9.16.9. Marine Cadastre AIS¶
Automated Identification System is a global system to track ships, with each vessel beaconing its position to other (nearby) vessels. While various commercial data providers exist, this converter is intended for data collected by the U.S. Coast Guard around the USA and openly published by Marine Cadastre.
Prior to 2015, the data is disseminated as zipped ESRI File Geodatabases containing a number of tables. Only the
broadcast
table is considered here, which consists of vessel locations over time. Note that “Ship name and call sign
fields have been removed, and the MMSI (Maritime Mobile Service Identity) field has been encrypted for the 2010 through
2014 data at the request of the U.S. Coast Guard.”
For 2015 and later, the data is disseminated as zipped Comma Separated Values (CSV) files which have been enriched with additional vessel data (e.g., vessel name) and include unencrypted MMSI values.
9.16.9.1. Getting the Data¶
Machine-friendly links for bulk data download can be found here. Replace the four digit year with that desired (2009-2017), data is then split into month and UTM Zone. Once data is downloaded, it must be unzipped e.g.
find . -name "*.zip" -exec unzip {} \;
9.16.9.2. Converting the pre-2015 Data¶
GeoMesa does not currently support ESRI File Geodatabases (FileGDB), so an external tool is required to convert the data
into a suitable format. ogr2ogr
from GDAL can convert from FileGDB into Comma Separated
Value (CSV) format e.g.
find . -name "*.gdb" -exec sh -c "ogr2ogr -f CSV /dev/stdout {} Broadcast -lco GEOMETRY=AS_XY | tail -n +2 > {}.csv" \;
Note that the tail
command removes the header row from the output file, making ingest more amenable to processing
using HDFS or similar. Also note that the resulting CSV files may be very large – 264 GB for the 2009 & 2019 data.
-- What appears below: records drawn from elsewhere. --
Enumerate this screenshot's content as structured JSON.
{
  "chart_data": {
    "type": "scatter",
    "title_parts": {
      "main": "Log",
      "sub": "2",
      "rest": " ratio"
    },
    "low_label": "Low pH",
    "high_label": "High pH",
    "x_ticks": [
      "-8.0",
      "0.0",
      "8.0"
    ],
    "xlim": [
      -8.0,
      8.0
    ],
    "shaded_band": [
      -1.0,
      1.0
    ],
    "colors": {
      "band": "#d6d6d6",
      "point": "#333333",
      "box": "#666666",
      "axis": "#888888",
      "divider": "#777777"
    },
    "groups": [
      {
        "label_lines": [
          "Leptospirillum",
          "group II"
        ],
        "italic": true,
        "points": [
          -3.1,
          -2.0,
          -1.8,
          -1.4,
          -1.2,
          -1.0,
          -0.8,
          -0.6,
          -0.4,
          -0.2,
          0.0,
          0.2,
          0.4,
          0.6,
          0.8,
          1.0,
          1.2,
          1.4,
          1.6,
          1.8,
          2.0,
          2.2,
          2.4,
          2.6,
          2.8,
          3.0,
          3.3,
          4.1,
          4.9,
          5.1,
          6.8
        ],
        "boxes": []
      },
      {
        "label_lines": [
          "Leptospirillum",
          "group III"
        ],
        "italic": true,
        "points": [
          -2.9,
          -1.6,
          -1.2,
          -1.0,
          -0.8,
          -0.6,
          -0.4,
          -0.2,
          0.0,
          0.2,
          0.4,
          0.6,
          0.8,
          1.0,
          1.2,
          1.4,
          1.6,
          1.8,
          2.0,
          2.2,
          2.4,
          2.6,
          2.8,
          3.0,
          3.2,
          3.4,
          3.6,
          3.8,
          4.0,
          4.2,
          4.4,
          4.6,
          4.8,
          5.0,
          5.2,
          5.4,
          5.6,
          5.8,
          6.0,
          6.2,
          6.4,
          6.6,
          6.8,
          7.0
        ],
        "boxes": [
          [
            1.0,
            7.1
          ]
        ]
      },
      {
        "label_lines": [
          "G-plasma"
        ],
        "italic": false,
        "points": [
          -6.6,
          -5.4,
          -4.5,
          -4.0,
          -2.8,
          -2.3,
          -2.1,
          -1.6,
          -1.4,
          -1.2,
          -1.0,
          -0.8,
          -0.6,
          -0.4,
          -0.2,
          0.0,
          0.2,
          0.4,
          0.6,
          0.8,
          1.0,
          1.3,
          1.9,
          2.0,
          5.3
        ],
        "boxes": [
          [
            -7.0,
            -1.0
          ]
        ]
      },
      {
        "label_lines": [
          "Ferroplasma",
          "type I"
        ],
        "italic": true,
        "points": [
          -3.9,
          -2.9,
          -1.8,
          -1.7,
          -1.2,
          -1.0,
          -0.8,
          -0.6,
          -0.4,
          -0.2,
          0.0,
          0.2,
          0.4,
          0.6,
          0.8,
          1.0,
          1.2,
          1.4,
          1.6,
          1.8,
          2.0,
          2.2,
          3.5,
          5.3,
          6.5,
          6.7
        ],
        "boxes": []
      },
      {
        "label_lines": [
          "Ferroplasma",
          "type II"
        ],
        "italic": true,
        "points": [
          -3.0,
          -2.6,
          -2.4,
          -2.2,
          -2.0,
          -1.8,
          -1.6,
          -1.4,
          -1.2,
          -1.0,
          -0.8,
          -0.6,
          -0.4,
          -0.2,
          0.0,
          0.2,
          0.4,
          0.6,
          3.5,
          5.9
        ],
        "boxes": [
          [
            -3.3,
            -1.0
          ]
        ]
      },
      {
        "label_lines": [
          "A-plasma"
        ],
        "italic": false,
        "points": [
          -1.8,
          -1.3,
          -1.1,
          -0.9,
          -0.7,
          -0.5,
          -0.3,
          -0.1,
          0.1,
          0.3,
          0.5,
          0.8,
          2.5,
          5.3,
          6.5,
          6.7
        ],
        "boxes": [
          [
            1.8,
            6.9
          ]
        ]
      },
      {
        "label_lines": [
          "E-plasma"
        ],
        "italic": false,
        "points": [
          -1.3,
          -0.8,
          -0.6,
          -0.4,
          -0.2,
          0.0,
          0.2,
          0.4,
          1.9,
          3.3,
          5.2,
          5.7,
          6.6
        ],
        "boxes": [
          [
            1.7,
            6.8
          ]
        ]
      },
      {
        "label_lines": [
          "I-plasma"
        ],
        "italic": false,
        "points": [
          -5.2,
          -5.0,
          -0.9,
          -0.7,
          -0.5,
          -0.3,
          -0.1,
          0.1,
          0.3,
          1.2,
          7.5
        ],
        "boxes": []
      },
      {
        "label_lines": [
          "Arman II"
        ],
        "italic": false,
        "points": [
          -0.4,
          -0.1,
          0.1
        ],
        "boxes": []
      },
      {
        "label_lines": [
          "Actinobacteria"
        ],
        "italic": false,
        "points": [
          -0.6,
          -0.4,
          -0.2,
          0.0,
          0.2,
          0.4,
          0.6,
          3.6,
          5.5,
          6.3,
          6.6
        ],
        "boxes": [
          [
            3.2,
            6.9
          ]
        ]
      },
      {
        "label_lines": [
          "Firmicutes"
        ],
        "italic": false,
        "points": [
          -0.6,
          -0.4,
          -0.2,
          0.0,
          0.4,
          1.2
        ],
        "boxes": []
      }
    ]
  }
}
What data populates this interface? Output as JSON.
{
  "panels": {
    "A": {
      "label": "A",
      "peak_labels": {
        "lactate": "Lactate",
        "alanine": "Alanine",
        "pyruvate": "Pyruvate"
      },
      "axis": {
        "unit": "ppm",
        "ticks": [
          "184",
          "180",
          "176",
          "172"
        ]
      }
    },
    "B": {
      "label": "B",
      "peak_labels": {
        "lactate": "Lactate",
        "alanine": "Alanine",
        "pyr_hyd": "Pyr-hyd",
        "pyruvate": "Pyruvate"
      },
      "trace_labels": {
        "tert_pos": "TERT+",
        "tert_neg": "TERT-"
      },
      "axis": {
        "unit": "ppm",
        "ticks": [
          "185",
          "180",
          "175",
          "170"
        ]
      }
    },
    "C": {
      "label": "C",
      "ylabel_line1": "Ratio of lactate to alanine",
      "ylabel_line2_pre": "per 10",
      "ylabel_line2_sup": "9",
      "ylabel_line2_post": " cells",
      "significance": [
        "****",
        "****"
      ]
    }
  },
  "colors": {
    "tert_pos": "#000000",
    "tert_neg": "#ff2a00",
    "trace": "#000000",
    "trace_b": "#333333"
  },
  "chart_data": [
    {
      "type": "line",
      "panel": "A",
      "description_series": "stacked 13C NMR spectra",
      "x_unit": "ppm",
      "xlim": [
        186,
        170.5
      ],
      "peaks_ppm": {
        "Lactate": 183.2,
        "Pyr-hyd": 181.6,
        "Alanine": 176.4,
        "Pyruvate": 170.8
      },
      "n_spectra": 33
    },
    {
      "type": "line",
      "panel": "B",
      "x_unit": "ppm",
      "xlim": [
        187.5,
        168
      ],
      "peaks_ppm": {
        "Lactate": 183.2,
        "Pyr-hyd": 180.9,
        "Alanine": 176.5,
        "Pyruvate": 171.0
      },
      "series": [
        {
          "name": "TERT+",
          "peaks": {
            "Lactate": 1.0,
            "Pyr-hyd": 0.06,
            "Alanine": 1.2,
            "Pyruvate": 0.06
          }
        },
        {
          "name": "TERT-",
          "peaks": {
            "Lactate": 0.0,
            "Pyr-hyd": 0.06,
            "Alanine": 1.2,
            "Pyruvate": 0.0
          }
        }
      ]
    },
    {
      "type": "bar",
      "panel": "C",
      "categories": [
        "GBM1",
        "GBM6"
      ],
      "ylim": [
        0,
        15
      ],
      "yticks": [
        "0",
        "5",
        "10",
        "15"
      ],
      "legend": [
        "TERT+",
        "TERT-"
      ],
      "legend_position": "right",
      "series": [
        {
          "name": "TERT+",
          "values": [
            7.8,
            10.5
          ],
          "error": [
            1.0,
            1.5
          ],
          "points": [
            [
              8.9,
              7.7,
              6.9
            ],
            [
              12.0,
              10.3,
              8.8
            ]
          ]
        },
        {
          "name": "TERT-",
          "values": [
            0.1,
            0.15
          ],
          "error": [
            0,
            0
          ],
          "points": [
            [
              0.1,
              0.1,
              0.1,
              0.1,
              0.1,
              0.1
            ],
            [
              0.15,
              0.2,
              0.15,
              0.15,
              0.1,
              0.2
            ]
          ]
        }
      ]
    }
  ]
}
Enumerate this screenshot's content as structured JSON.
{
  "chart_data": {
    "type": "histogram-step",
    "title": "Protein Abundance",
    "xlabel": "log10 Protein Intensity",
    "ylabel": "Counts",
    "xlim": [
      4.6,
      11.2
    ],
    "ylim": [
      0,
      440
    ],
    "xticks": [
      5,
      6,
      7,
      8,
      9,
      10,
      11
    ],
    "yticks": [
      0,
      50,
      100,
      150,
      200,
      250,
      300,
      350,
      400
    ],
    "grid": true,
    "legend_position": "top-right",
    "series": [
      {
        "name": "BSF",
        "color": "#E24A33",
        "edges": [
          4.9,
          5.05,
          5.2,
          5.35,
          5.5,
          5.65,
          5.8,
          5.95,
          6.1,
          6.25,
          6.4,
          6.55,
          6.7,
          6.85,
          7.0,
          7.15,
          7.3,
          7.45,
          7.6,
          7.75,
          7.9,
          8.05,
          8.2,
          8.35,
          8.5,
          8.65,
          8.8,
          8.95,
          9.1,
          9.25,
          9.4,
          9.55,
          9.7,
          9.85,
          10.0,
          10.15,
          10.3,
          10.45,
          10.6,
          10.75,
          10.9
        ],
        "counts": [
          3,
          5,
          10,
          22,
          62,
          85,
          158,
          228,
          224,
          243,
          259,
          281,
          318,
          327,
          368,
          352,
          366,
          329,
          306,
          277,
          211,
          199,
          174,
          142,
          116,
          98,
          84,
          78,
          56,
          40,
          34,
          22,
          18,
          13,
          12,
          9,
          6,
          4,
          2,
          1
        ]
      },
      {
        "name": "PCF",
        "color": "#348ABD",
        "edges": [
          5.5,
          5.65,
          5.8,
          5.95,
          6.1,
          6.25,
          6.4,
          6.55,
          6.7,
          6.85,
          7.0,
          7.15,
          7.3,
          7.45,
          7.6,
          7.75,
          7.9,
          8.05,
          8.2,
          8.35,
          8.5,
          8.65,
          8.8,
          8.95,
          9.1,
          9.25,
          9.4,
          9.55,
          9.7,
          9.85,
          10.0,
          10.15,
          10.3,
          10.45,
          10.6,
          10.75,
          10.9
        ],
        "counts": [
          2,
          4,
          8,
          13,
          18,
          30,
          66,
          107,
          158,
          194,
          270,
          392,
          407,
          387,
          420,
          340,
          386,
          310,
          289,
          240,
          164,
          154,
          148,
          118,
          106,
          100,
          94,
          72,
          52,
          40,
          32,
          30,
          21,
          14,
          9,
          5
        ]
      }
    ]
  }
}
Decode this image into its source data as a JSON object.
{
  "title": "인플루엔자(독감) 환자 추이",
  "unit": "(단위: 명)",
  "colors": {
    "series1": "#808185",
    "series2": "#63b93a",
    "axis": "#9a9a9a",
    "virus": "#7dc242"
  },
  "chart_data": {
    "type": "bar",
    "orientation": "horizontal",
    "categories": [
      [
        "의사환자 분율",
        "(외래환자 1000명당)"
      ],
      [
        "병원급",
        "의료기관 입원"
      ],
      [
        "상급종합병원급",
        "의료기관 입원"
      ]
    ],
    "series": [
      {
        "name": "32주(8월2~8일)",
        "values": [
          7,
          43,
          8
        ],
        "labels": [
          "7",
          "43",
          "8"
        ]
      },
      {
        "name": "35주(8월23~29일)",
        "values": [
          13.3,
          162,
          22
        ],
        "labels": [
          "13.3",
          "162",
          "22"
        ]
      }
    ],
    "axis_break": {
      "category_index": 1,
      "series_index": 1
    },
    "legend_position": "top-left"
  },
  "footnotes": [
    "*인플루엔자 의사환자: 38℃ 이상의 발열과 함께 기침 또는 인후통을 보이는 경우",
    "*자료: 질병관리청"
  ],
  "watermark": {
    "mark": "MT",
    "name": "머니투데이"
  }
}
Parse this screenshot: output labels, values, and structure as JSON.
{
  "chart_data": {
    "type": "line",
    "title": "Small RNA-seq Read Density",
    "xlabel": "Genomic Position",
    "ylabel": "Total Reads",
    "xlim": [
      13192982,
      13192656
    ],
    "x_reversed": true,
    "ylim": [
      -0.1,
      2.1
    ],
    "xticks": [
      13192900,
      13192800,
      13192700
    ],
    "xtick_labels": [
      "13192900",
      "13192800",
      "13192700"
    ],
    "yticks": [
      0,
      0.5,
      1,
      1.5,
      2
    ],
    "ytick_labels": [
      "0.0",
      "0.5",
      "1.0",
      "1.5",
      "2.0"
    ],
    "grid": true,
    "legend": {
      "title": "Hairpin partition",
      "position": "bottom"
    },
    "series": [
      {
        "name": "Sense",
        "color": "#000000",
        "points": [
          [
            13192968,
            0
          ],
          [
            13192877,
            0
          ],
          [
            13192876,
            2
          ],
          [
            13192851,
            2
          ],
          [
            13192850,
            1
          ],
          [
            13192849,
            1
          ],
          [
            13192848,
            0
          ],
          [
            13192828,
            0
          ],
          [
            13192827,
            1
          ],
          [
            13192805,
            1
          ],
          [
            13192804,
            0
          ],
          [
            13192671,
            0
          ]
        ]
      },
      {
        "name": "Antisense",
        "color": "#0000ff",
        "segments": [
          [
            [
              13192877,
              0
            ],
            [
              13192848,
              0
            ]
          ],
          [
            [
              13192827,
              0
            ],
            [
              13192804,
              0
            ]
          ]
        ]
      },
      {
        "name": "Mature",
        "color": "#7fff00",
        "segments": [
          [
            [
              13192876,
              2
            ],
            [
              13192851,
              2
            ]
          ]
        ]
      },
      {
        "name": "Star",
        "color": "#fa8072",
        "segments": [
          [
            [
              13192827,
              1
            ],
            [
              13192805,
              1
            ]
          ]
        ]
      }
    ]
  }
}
9.16.9.3. Sample Ingest Command¶
Due to the two different formats, two different simple feature types (SFTs) and converters are required, both of which
are defined in the same file. marinecadastre-ais
defines the SFT and converter for data converted to CSV from
FileGDB format (prior to 2015), while marinecadastre-ais-csv
defines the SFT and converter for data natively in the
newer CSV format (2015 and later).
Check that the desired simple feature type and converter are available on the GeoMesa tools classpath.
This is the default case. Note that you will need to use the command specific to your back-end e.g.
geomesa-accumulo
.
geomesa env | grep 'marinecadastre-ais'
If they are not, merge the contents of reference.conf
with $GEOMESA_HOME/conf/application.conf
, or ensure that
reference.conf
is in $GEOMESA_HOME/conf/sfts/marinecadastre-ais
.
To ingest using the GeoMesa command line interface:
$ geomesa ingest -u username -c catalogName -s marinecadastre-ais -C marinecadastre-ais -t 8 /path/to/data/*.csv
You should replace marinecadastre-ais
with marinecadastre-ais-csv
if using 2015 or later data.
This example uses 8 threads, which for all of the 2009 & 2010 data (approx 3.5B records) took 15h on a 5 node cluster.